Encerrado o tempo da leitura, as educadoras discutiram com os jovens a escola do realismo fantástico, para fazer ligação com a obra. Apresentaram imagens representativas, como um castelo com um lago à frente e pessoas caminhando sobre ele como se estivessem sobre uma superfície sólida. Ou seja, a combinação do irreal com o real. E citaram Kafka como um dos maiores expoentes com A Metamorfose.
O passo seguinte foi pedir que os alunos comentassem as primeiras impressões deles sobre o livro. Alguns falaram que sentiram angústia e justificaram com trechos da história.

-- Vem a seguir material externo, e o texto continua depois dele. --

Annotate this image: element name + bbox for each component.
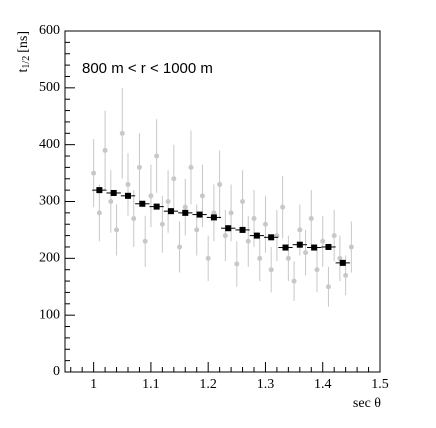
x-tick-label: 1.4	[314, 377, 332, 392]
point	[142, 238, 148, 244]
y-tick-label: 500	[39, 80, 60, 95]
y-axis-label: t1/2 [ns]	[16, 31, 32, 72]
point	[282, 244, 289, 251]
point	[125, 192, 131, 199]
point	[297, 227, 303, 233]
point	[125, 181, 131, 187]
point	[217, 181, 223, 187]
point	[139, 200, 146, 207]
point	[153, 203, 160, 210]
point	[320, 238, 326, 244]
x-axis-label: sec θ	[353, 396, 381, 411]
point	[285, 255, 291, 261]
point	[314, 267, 320, 273]
point	[296, 241, 303, 248]
point	[154, 153, 160, 159]
point	[165, 199, 171, 204]
point	[308, 216, 314, 222]
point	[225, 225, 232, 232]
point	[199, 193, 205, 199]
point	[240, 199, 246, 204]
point	[239, 226, 246, 233]
x-tick-label: 1.1	[142, 377, 160, 392]
point	[325, 243, 332, 250]
annotation: 800 m < r < 1000 m	[82, 60, 213, 77]
point	[114, 227, 120, 233]
y-tick-label: 100	[39, 307, 60, 322]
point	[325, 284, 331, 290]
point	[96, 210, 102, 216]
x-tick-label: 1.3	[257, 377, 275, 392]
point	[245, 238, 251, 244]
y-tick-label: 600	[39, 23, 60, 38]
point	[171, 176, 177, 182]
point	[131, 216, 137, 222]
x-tick-label: 1	[90, 377, 97, 392]
point	[331, 233, 337, 239]
point	[196, 211, 203, 218]
point	[211, 210, 217, 216]
point	[182, 209, 189, 216]
point	[210, 214, 217, 221]
point	[280, 204, 286, 210]
point	[311, 244, 318, 251]
point	[194, 227, 200, 233]
y-label-sub: 1/2	[21, 56, 32, 69]
point	[337, 255, 343, 261]
point	[339, 259, 346, 266]
point	[253, 232, 260, 239]
point	[102, 147, 108, 153]
point	[205, 255, 211, 261]
point	[119, 130, 125, 136]
point	[177, 244, 183, 250]
point	[228, 210, 234, 216]
point	[159, 221, 165, 227]
y-tick-label: 400	[39, 137, 60, 152]
y-tick-label: 0	[53, 364, 60, 379]
point	[91, 170, 97, 176]
point	[182, 204, 188, 210]
point	[234, 261, 240, 267]
point	[188, 164, 194, 170]
point	[268, 234, 275, 241]
plot-frame	[64, 30, 381, 373]
y-tick-label: 300	[39, 194, 60, 209]
point	[110, 189, 117, 196]
point	[108, 199, 114, 204]
point	[343, 272, 349, 278]
point	[167, 208, 174, 215]
point	[148, 193, 154, 199]
point	[262, 221, 268, 227]
point	[222, 233, 228, 239]
point	[96, 187, 103, 194]
point	[348, 244, 354, 250]
point	[303, 250, 309, 256]
point	[268, 267, 274, 273]
x-tick-label: 1.5	[371, 377, 389, 392]
y-label-unit: [ns]	[16, 31, 31, 53]
y-tick-label: 200	[39, 251, 60, 266]
x-tick-label: 1.2	[199, 377, 217, 392]
point	[291, 278, 297, 284]
point	[136, 164, 142, 170]
point	[251, 216, 257, 222]
point	[257, 255, 263, 261]
y-label-base: t	[16, 68, 31, 72]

Para dar continuidade às aulas, foi apresentada uma sequência de três vídeos (bit.ly/metamorfose1, bit.ly/metamorfose2 e bit.ly/metamorfose3) com a trama em quadrinhos. “É uma releitura. Os estudantes puderam conhecer uma nova forma de contar a história. Pelo fato de ser outro gênero que se vale de recursos além do verbal, são criados mais sentidos. A trilha sonora, por exemplo, evoca tristeza e angústia”, diz Walleska.
No momento seguinte, os alunos pesquisaram a vida de Kafka e os pontos que ela teria em comum com A Metamorfose. “A relação de Gregor Samsa com o pai tem muito a ver com o que viveu Kafka. Outro ponto interessante é que a rotina de trabalho do protagonista é bem conhecida pelo autor porque ele lidava com seguros e fiscalização de fábricas”, diz Renato Oliveira de Faria, doutor em literatura alemã.
Depois, os estudantes responderam a questões oralmente e por escrito, em duplas. “Não se tratava de conferir dados objetivos. Queríamos aprofundar a compreensão e discutir novos aspectos”, diz Walleska. Estava liberado recorrer ao texto. Ceccantini fala que esse movimento de voltar ao material em busca de informações é valioso. Revisitando a obra, o leitor passa a estabelecer relações, pensar com base em outros pontos de vista, encontrar coisas que tinham passado despercebidas. No rol de indagações estavam questões como: “Comente a fala do filósofo e sociólogo Theodor Adorno (1903-1969) em relação à obra: ‘A origem social do indivíduo (a família) revela-se no final como a força que o aniquila.’”.
Na etapa seguinte, os estudantes tinham de escolher uma dentre várias palavras apresentadas (como dominação, isolamento, aprisionamento e indiferença) e relacioná-la à obra, além de fazer uma conexão com a realidade atual. Eles podiam optar por criar um mapa conceitual ou uma apresentação virtual no site prezi.com. O resultado surpreendeu. A aluna Maria Clara Silveira, 13 anos, escolheu “aprisionamento” e falou, por exemplo, do encarceramento físico e psicológico de Samsa e das formas de cárcere contemporâneo. “Ninguém tem tempo para nada porque trabalha muito. Também acho que somos prisioneiros da internet”, ela diz. Note que mais uma vez foi possibilitado aos alunos fazer uma leitura emocional do livro e revelar o que a obra significa para cada um.